Bill Steinman was right. FCPA enforcement is alive and well

In early January, Washington lawyer Bill Steinman said in a post for the FCPA Blog that 2016 was likely to be a big year for FCPA enforcement. His words were prophetic.

Already this year, there have been eight corporate FCPA enforcement actions. The eight settling companies paid a total of $497.6 million for the resolutions.

In all of 2015, there were eleven corporate resolutions with total payments to the DOJ and SEC of $133 million. That led many to think the days of big-time FCPA enforcement were over. But not Steinman.

“As I swirl the proverbial tea leaves,” he said at the start of the year, “I foresee continued robust FCPA enforcement in 2016.”

Among his reasons:

The DOJ brings enforcement actions . . . . when it brings enforcement actions. It’s not working on a fixed schedule or trying to “hit its numbers.”

FCPA investigations can take a long time. When they start, no one knows when they’ll end. An enforcement action can come sooner, or it can come later. Or not at all.

There were more than 80 corporate FCPA investigations pending at the start of the year. That’s a big backlog.

The DOJ Fraud Section said it was doubling the number of lawyers it will have doing FCPA cases by hiring ten new prosecutors.

The FBI more than quadrupled the number of special agents assigned to FCPA investigations — from 5 to 23 — and budgeted $15 million for its special FCPA units.

(The DOJ’s Leslie Caldwell cited the last two stats in Tuesday’s announcement of the new pilot program for self reporting and cooperation in FCPA cases.
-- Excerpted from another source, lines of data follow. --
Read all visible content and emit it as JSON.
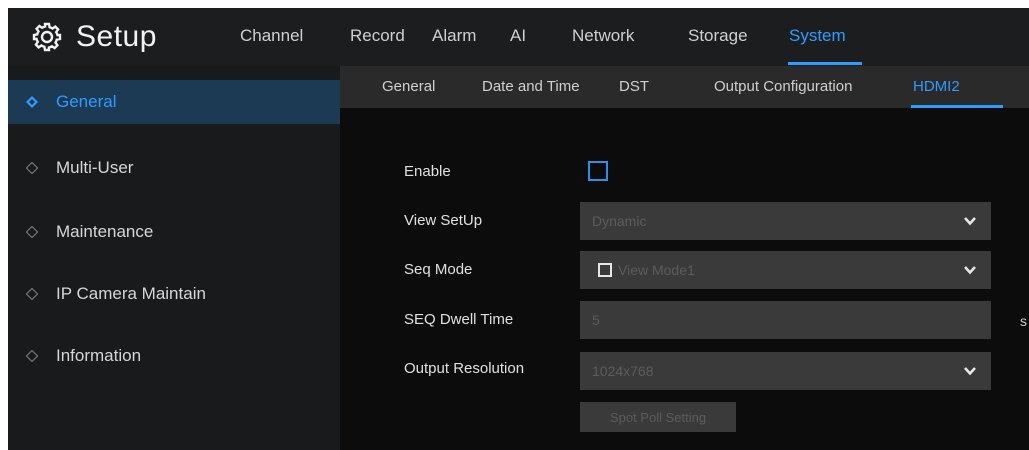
{
  "header": {
    "title": "Setup",
    "menu": [
      "Channel",
      "Record",
      "Alarm",
      "AI",
      "Network",
      "Storage",
      "System"
    ],
    "active_menu": "System"
  },
  "sidebar": {
    "items": [
      {
        "label": "General",
        "active": true
      },
      {
        "label": "Multi-User",
        "active": false
      },
      {
        "label": "Maintenance",
        "active": false
      },
      {
        "label": "IP Camera Maintain",
        "active": false
      },
      {
        "label": "Information",
        "active": false
      }
    ]
  },
  "subtabs": {
    "items": [
      "General",
      "Date and Time",
      "DST",
      "Output Configuration",
      "HDMI2"
    ],
    "active": "HDMI2"
  },
  "form": {
    "enable_label": "Enable",
    "enable_checked": false,
    "view_setup_label": "View SetUp",
    "view_setup_value": "Dynamic",
    "seq_mode_label": "Seq Mode",
    "seq_mode_value": "View Mode1",
    "seq_dwell_label": "SEQ Dwell Time",
    "seq_dwell_value": "5",
    "seq_dwell_unit": "s",
    "output_res_label": "Output Resolution",
    "output_res_value": "1024x768",
    "spot_poll_label": "Spot Poll Setting"
  },
  "colors": {
    "accent": "#2f9bff",
    "topbar_bg": "#1c1d1f",
    "sidebar_bg": "#181a1c",
    "active_item_bg": "#1d3a55",
    "content_bg": "#0c0c0d",
    "field_bg": "#3a3a3b"
  },
  "icons": {
    "brand": "gear-icon",
    "sidebar_item": "diamond-icon",
    "dropdown": "chevron-down-icon"
  }
}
That pilot program will also drive up enforcement activity.)

*     *     *

In early January, before the enforcement surge during the first quarter, Steinman said: “We should avoid the temptation to see 2015 as the start of a downward trend.”

“As heightened FCPA enforcement enters its second decade,” he said, “we should look at the entire picture, and gird ourselves for what promises to be a very busy year.”

Revisit Bill Steinman’s January 11 post here.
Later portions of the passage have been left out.